Along with the prayer for unity Jesus asks that you, those given him by the Father, will be with him in order to see his glory. Although the disciples had seen glimpses of the glory of Christ, they had not witnessed its fullness as Jesus humbled himself to be the Savior. They were about to witness his utter humiliation. You, too, have seen Jesus humiliated and rejected, his name used as a curse. But now, because of his suffering and death, he will be glorified, see Philippians 2 and Revelation 4. He is going to the Father, and he wants you to be there with him. He is thinking not just of the glory that he has as the eternal Son of God, but also of the glory given to him as he successfully does the work of the second Adam.

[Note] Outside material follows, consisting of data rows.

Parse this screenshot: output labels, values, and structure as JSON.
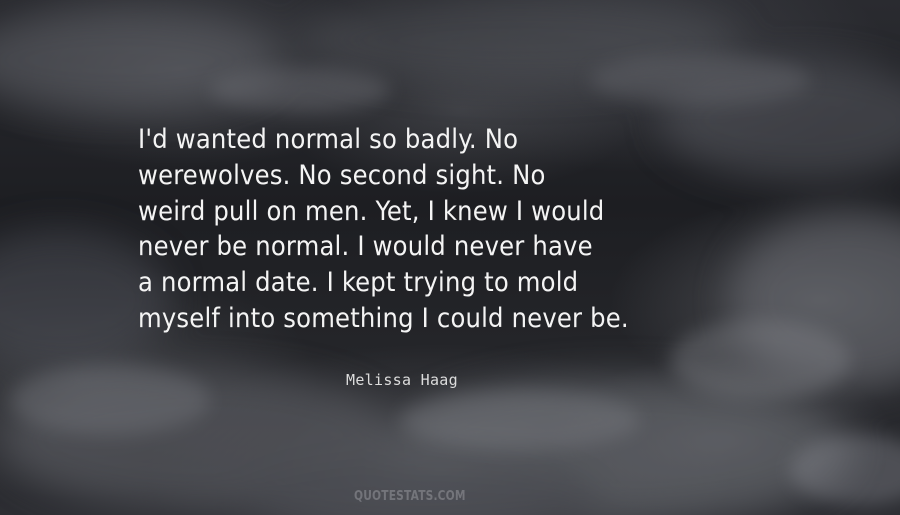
{
  "quote": {
    "lines": [
      "I'd wanted normal so badly.  No",
      "werewolves.  No second sight.  No",
      "weird pull on men.  Yet, I knew I would",
      "never be normal.  I would never have",
      "a normal date.  I kept trying to mold",
      "myself into something I could never be."
    ]
  },
  "author": "Melissa Haag",
  "watermark": "QUOTESTATS.COM"
}
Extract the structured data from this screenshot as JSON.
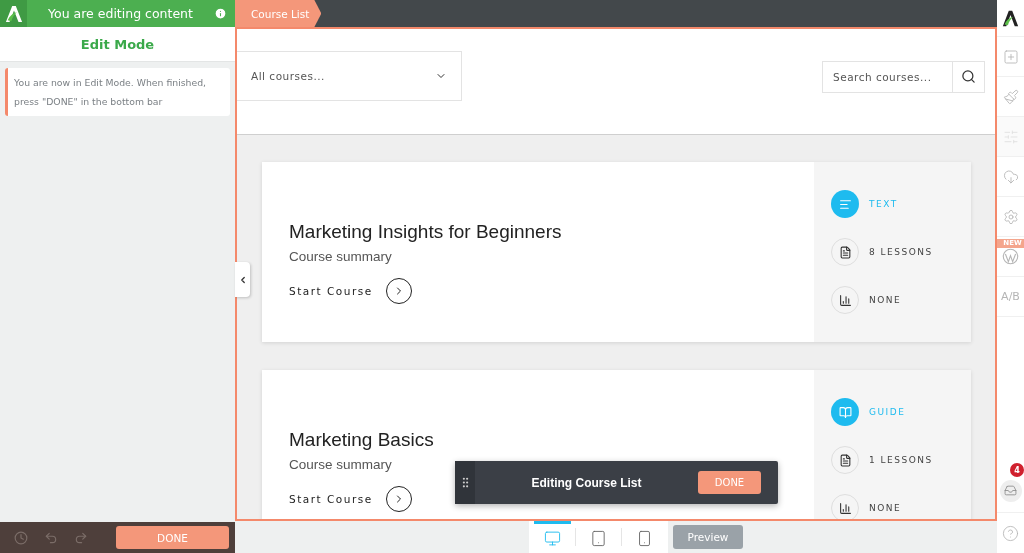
{
  "sidebar": {
    "header_title": "You are editing content",
    "mode_title": "Edit Mode",
    "notice": "You are now in Edit Mode. When finished, press \"DONE\" in the bottom bar",
    "done_button": "DONE"
  },
  "breadcrumb": "Course List",
  "filters": {
    "select_value": "All courses...",
    "search_placeholder": "Search courses..."
  },
  "courses": [
    {
      "title": "Marketing Insights for Beginners",
      "summary": "Course summary",
      "cta": "Start Course",
      "meta": [
        {
          "kind": "text",
          "label": "TEXT"
        },
        {
          "kind": "lessons",
          "label": "8 LESSONS"
        },
        {
          "kind": "level",
          "label": "NONE"
        }
      ]
    },
    {
      "title": "Marketing Basics",
      "summary": "Course summary",
      "cta": "Start Course",
      "meta": [
        {
          "kind": "guide",
          "label": "GUIDE"
        },
        {
          "kind": "lessons",
          "label": "1 LESSONS"
        },
        {
          "kind": "level",
          "label": "NONE"
        }
      ]
    }
  ],
  "floating_toolbar": {
    "title": "Editing Course List",
    "done_button": "DONE"
  },
  "devices": [
    {
      "kind": "desktop",
      "selected": true
    },
    {
      "kind": "tablet",
      "selected": false
    },
    {
      "kind": "phone",
      "selected": false
    }
  ],
  "preview_button": {
    "label": "Preview",
    "disabled": true
  },
  "right_rail": [
    {
      "kind": "add"
    },
    {
      "kind": "brush"
    },
    {
      "kind": "sliders"
    },
    {
      "kind": "cloud"
    },
    {
      "kind": "settings"
    },
    {
      "kind": "wordpress",
      "badge": "NEW"
    },
    {
      "kind": "ab",
      "label": "A/B"
    }
  ],
  "right_rail_bottom": [
    {
      "kind": "inbox",
      "badge": "4"
    },
    {
      "kind": "help"
    }
  ]
}
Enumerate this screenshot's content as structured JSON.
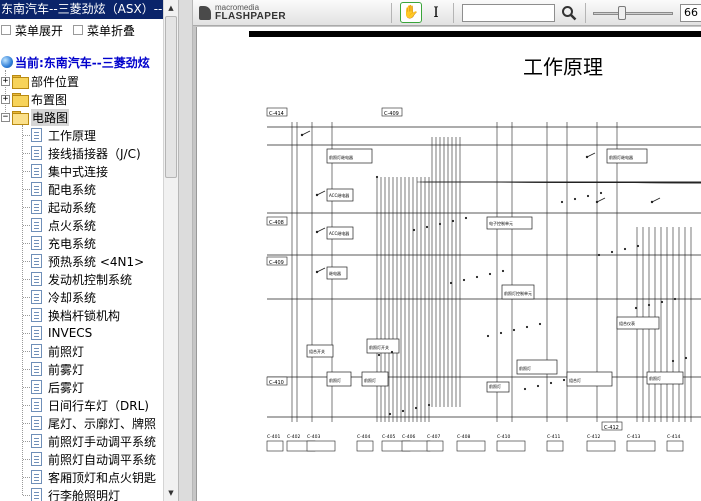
{
  "panel": {
    "title": "东南汽车--三菱劲炫（ASX）--",
    "expand_all": "菜单展开",
    "collapse_all": "菜单折叠",
    "current": "当前:东南汽车--三菱劲炫"
  },
  "tree": {
    "folders": [
      {
        "label": "部件位置",
        "toggle": "+"
      },
      {
        "label": "布置图",
        "toggle": "+"
      },
      {
        "label": "电路图",
        "toggle": "−"
      }
    ],
    "items": [
      "工作原理",
      "接线插接器（J/C)",
      "集中式连接",
      "配电系统",
      "起动系统",
      "点火系统",
      "充电系统",
      "预热系统 <4N1>",
      "发动机控制系统",
      "冷却系统",
      "换档杆锁机构",
      "INVECS",
      "前照灯",
      "前雾灯",
      "后雾灯",
      "日间行车灯（DRL)",
      "尾灯、示廓灯、牌照",
      "前照灯手动调平系统",
      "前照灯自动调平系统",
      "客厢顶灯和点火钥匙",
      "行李舱照明灯"
    ]
  },
  "toolbar": {
    "logo_line1": "macromedia",
    "logo_line2": "FLASHPAPER",
    "hand_icon": "✋",
    "text_icon": "I",
    "zoom": "66",
    "zoom_fraction": 0.35
  },
  "document": {
    "heading": "工作原理",
    "connector_labels": [
      "C-414",
      "C-409",
      "C-408",
      "C-409",
      "C-410",
      "C-412",
      "C-401",
      "C-402",
      "C-403",
      "C-404",
      "C-405",
      "C-406",
      "C-407",
      "C-408",
      "C-410",
      "C-411",
      "C-412",
      "C-413",
      "C-414"
    ],
    "box_labels": [
      "前照灯继电器",
      "前照灯继电器",
      "电子控制单元",
      "ACC继电器",
      "ACC继电器",
      "继电器",
      "前照灯控制单元",
      "组合仪表",
      "组合开关",
      "前照灯开关",
      "前照灯",
      "组合灯",
      "前照灯",
      "前照灯",
      "前照灯",
      "前照灯"
    ]
  }
}
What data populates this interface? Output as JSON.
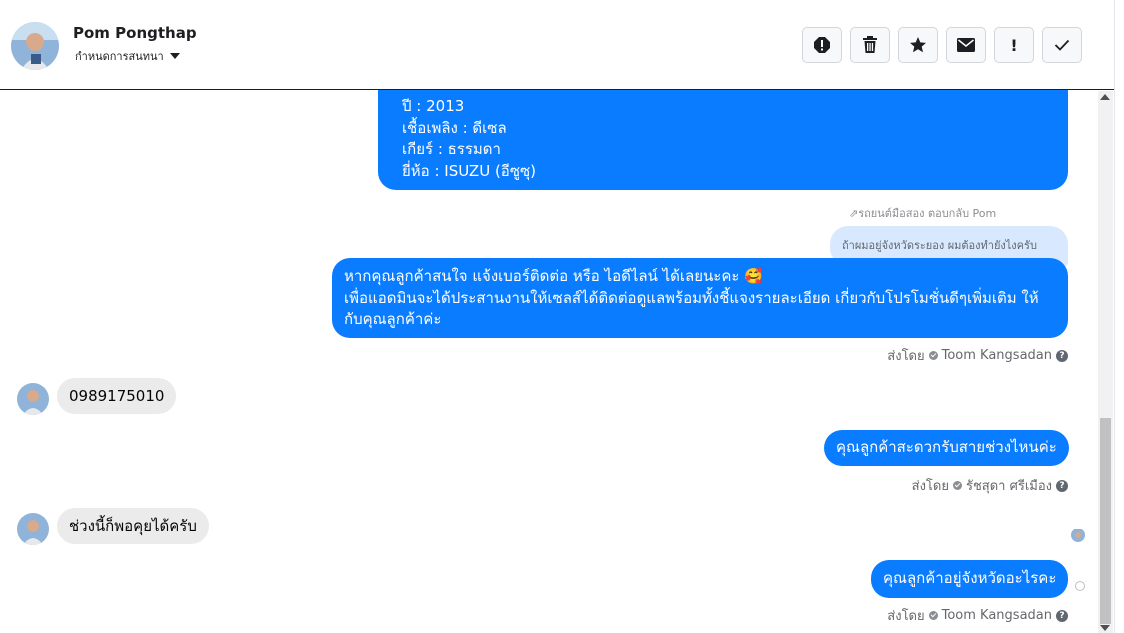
{
  "header": {
    "name": "Pom Pongthap",
    "assign_label": "กำหนดการสนทนา",
    "toolbar_icons": [
      "alert-circle-icon",
      "trash-icon",
      "star-icon",
      "mail-icon",
      "exclamation-icon",
      "checkmark-icon"
    ],
    "toolbar_glyphs": [
      "!",
      "🗑",
      "★",
      "✉",
      "!",
      "✓"
    ]
  },
  "messages": {
    "car_details": [
      "ปี : 2013",
      "เชื้อเพลิง : ดีเซล",
      "เกียร์ : ธรรมดา",
      "ยี่ห้อ : ISUZU (อีซูซุ)"
    ],
    "reply_label": "รถยนต์มือสอง ตอบกลับ Pom",
    "reply_quote": "ถ้าผมอยู่จังหวัดระยอง ผมต้องทำยังไงครับ",
    "agent_msg_1": "หากคุณลูกค้าสนใจ แจ้งเบอร์ติดต่อ หรือ ไอดีไลน์ ได้เลยนะคะ 🥰\nเพื่อแอดมินจะได้ประสานงานให้เซลส์ได้ติดต่อดูแลพร้อมทั้งชี้แจงรายละเอียด เกี่ยวกับโปรโมชั่นดีๆเพิ่มเติม ให้กับคุณลูกค้าค่ะ",
    "sent_by_label": "ส่งโดย",
    "sender_1": "Toom Kangsadan",
    "customer_msg_1": "0989175010",
    "agent_msg_2": "คุณลูกค้าสะดวกรับสายช่วงไหนค่ะ",
    "sender_2": "รัชสุดา ศรีเมือง",
    "customer_msg_2": "ช่วงนี้ก็พอคุยได้ครับ",
    "agent_msg_3": "คุณลูกค้าอยู่จังหวัดอะไรคะ",
    "sender_3": "Toom Kangsadan"
  },
  "colors": {
    "outgoing_bubble": "#0a7cff",
    "incoming_bubble": "#ebebeb",
    "reply_bubble": "#d8e9ff"
  }
}
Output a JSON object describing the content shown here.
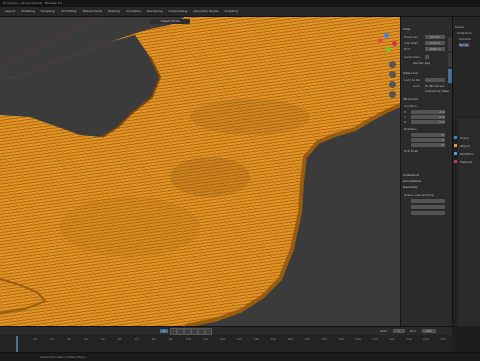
{
  "window": {
    "title": "[C:\\Users\\...\\terrain.blend] - Blender 3.x"
  },
  "menu": [
    "Layout",
    "Modeling",
    "Sculpting",
    "UV Editing",
    "Texture Paint",
    "Shading",
    "Animation",
    "Rendering",
    "Compositing",
    "Geometry Nodes",
    "Scripting"
  ],
  "viewport": {
    "header_mode": "Object Mode",
    "gizmo_colors": {
      "x": "#e84a4a",
      "y": "#72c23a",
      "z": "#4a7fe8"
    },
    "terrain_color": "#f5a623"
  },
  "npanel": {
    "section_view": "View",
    "focal_length_label": "Focal Len",
    "focal_length_value": "50 mm",
    "clip_start_label": "Clip Start",
    "clip_start_value": "0.01 m",
    "clip_end_label": "End",
    "clip_end_value": "1000 m",
    "local_camera_label": "Local Cam",
    "render_region_label": "Render Reg",
    "view_lock_label": "View Lock",
    "lock_to_object_label": "Lock to Ob",
    "lock_label": "Lock",
    "to_3d_cursor_label": "To 3D Cursor",
    "camera_to_view_label": "Camera to View",
    "section_3d_cursor": "3D Cursor",
    "location_label": "Location",
    "x_label": "X",
    "x_value": "0 m",
    "y_label": "Y",
    "y_value": "0 m",
    "z_label": "Z",
    "z_value": "0 m",
    "rotation_label": "Rotation",
    "rx_value": "0°",
    "ry_value": "0°",
    "rz_value": "0°",
    "rotation_mode": "XYZ Euler",
    "collections": "Collections",
    "annotations": "Annotations",
    "geometry": "Geometry",
    "note_label": "Scene view shading",
    "tab_labels": [
      "Item",
      "Tool",
      "View"
    ]
  },
  "outliner": {
    "items": [
      "Scene",
      "Collection",
      "Camera",
      "Terrain"
    ]
  },
  "properties": {
    "items": [
      "Scene",
      "Object",
      "Modifiers",
      "Material"
    ]
  },
  "timeline": {
    "ticks": [
      "0",
      "10",
      "20",
      "30",
      "40",
      "50",
      "60",
      "70",
      "80",
      "90",
      "100",
      "110",
      "120",
      "130",
      "140",
      "150",
      "160",
      "170",
      "180",
      "190",
      "200",
      "210",
      "220",
      "230",
      "240",
      "250"
    ],
    "start_label": "Start",
    "start_value": "1",
    "end_label": "End",
    "end_value": "250",
    "current_frame": "1"
  },
  "statusbar": {
    "text": "Select    Pan View    Context Menu"
  }
}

The fullness of that glory lies, not just at your death and entrance into heaven, but in the culmination of the second coming, the re-creation, the new heavens and earth. Yet, even today that glory touches your life. Paul describes your life as hidden with Christ in God, Colossians 3, and then reminds you to be busy putting to death the sins that compromise that glory.
For Jesus, about to go to the cross for you, it was unthinkable for him to complete that work and enter glory without you, those given him by the Father, those for whom he died, and thus for whom he now prayed. Your assurance of the fullness of glory rests in the fact that Jesus has not stopped praying for you and will not until you are with him.